The thing that has kept me from setting my home server up like that is security. It's much easier to let Google/Amazon/Dropbox/etc. worry about keeping things secure and reliable than for me to have to duplicate that effort. I use Unraid on my server, and know there are some plugins to put it on the web, but worry about then having to secure my otherwise very-streamlined file server.


----------



## roasted (Jan 23, 2012)

hyunelan2 said:


> The thing that has kept me from setting my home server up like that is security. It's much easier to let Google/Amazon/Dropbox/etc. worry about keeping things secure and reliable than for me to have to duplicate that effort. I use Unraid on my server, and know there are some plugins to put it on the web, but worry about then having to secure my otherwise very-streamlined file server.


I was actually surprised how easy it was to set up. In fact, at first I was raging at the thing because I couldn't get it to work. Any time PHP and MySQL are involved I can't help but to think it's going to be quite a task to get things moving. All I really did was download the tarball and move it to the already installed Apache directory. When I installed MySQL-server it asked for a root password, so I created one there of course. But once I fired up the web interface it actually self configured everything else, including creating a new user when I put in the user/pw I wanted. That was uh.. that was it. 

What's nice is I have my own personal server limited only to my raid array size... I talked to some guy who had OwnCloud set up with 8TB. Can't get that from Dropbox. 
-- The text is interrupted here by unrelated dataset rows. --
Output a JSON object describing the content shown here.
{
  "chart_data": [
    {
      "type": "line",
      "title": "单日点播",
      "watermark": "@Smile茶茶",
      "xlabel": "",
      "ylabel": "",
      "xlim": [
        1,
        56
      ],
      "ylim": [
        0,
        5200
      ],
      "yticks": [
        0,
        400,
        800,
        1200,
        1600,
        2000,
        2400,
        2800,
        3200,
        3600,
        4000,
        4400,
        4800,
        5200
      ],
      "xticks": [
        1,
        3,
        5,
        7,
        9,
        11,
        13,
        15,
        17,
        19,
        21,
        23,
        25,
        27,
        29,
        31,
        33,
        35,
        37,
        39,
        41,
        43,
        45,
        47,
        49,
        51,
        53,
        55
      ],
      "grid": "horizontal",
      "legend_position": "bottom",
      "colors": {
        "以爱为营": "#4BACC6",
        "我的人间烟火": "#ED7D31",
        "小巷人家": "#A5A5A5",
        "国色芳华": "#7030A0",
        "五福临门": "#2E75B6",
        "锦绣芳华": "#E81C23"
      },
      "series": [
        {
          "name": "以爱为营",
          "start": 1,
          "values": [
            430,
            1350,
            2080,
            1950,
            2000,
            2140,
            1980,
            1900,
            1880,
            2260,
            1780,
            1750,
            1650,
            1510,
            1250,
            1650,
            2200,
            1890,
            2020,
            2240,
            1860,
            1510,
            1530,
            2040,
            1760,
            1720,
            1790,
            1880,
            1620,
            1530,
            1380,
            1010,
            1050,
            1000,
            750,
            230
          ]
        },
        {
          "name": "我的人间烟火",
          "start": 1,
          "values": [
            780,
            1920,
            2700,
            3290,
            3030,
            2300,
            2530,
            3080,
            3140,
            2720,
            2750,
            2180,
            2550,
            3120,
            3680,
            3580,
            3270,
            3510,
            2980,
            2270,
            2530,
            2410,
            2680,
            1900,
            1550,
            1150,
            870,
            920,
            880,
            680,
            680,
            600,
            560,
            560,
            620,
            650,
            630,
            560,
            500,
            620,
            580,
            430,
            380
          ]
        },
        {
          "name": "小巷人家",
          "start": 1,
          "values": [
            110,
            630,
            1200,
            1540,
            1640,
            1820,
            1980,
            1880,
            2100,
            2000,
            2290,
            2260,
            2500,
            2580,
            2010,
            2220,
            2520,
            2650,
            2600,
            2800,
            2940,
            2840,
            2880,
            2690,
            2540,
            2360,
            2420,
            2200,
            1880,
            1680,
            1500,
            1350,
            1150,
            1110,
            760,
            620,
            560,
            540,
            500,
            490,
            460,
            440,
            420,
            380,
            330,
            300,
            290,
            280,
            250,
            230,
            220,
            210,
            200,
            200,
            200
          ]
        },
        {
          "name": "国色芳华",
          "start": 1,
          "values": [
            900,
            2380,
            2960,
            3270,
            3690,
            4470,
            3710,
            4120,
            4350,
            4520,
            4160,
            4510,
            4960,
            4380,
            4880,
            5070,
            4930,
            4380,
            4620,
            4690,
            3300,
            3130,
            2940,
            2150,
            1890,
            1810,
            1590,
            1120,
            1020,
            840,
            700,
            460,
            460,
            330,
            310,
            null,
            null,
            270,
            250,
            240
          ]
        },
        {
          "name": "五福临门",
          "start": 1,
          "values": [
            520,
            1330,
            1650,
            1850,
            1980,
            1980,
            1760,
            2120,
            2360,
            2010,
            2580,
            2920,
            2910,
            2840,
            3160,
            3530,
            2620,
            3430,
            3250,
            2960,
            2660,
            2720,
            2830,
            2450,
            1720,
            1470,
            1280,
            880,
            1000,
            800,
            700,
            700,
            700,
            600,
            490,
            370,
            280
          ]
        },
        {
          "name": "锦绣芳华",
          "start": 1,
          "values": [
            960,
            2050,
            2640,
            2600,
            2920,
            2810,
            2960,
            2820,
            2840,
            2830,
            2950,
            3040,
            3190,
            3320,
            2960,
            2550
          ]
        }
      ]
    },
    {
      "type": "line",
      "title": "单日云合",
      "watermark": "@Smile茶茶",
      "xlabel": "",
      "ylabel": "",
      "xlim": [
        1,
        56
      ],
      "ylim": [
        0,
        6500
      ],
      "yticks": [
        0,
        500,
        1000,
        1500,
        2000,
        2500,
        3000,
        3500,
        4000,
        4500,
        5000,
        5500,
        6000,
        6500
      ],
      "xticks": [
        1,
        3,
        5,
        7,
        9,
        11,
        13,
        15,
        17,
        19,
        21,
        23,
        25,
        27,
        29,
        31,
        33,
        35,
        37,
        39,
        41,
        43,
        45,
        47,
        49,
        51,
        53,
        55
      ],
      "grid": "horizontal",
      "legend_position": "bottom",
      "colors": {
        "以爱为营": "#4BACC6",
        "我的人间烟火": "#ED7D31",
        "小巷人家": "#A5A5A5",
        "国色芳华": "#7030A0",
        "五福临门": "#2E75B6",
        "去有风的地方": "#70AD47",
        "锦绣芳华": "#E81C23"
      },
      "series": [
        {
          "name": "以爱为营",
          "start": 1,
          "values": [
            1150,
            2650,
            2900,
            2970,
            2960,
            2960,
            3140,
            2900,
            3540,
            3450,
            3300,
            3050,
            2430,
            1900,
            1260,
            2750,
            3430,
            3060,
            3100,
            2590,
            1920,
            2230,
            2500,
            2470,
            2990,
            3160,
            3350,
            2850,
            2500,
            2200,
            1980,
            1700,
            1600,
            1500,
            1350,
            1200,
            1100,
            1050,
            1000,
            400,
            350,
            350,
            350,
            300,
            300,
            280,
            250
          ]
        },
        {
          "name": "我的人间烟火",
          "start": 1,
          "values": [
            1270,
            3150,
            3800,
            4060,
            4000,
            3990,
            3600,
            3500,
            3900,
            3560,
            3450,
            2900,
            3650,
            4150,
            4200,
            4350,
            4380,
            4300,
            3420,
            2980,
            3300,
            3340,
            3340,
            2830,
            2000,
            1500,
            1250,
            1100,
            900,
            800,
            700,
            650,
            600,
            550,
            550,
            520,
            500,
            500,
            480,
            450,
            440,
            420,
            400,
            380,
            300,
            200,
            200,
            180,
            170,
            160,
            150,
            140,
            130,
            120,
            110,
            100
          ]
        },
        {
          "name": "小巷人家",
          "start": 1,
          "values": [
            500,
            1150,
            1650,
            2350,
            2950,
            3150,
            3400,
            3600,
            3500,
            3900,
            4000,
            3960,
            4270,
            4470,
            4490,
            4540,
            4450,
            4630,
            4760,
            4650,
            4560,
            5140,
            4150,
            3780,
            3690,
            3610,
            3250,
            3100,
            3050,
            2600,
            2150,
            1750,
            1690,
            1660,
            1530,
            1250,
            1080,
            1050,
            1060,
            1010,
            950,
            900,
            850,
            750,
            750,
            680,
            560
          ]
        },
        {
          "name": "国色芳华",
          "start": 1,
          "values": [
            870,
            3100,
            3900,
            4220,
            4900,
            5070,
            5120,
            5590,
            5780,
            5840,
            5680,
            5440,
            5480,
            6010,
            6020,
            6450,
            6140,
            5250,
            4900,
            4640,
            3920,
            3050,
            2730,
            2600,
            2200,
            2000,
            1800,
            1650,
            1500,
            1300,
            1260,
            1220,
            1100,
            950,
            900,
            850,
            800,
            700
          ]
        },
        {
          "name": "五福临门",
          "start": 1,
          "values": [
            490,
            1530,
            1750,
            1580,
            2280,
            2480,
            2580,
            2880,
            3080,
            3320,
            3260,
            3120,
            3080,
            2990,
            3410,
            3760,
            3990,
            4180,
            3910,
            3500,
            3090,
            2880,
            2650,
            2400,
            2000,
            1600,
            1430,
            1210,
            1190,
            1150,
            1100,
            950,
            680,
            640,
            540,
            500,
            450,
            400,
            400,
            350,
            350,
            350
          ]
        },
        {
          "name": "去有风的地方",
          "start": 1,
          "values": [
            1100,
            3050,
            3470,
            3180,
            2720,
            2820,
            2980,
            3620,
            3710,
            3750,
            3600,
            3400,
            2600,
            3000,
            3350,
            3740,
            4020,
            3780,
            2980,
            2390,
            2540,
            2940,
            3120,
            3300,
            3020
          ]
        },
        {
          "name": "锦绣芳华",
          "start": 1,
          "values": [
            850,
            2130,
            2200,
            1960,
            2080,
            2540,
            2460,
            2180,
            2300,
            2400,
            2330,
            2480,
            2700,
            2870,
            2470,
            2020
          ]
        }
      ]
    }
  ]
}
Not to mention, Dropbox and other services aren't 100% hack proof either. Mitt Romney, granted him being a political icon defaults him to having a bigger target on his back than any average user would, but supposedly his Dropbox was hacked ~2 weeks ago. I still use Dropbox and the security hasn't once phased me. I like the OwnCloud idea because it's on my own server with me managing things the way I want, setting up users as I want, and having virtually unlimited disk space as long as I have hard drives big enough to accommodate it accordingly. :thumbup:

FYI - How do you like your Elantra? I have an 01... 170k hard miles, factory clutch, still purring. Flipping love that company. :thumbsup:


----------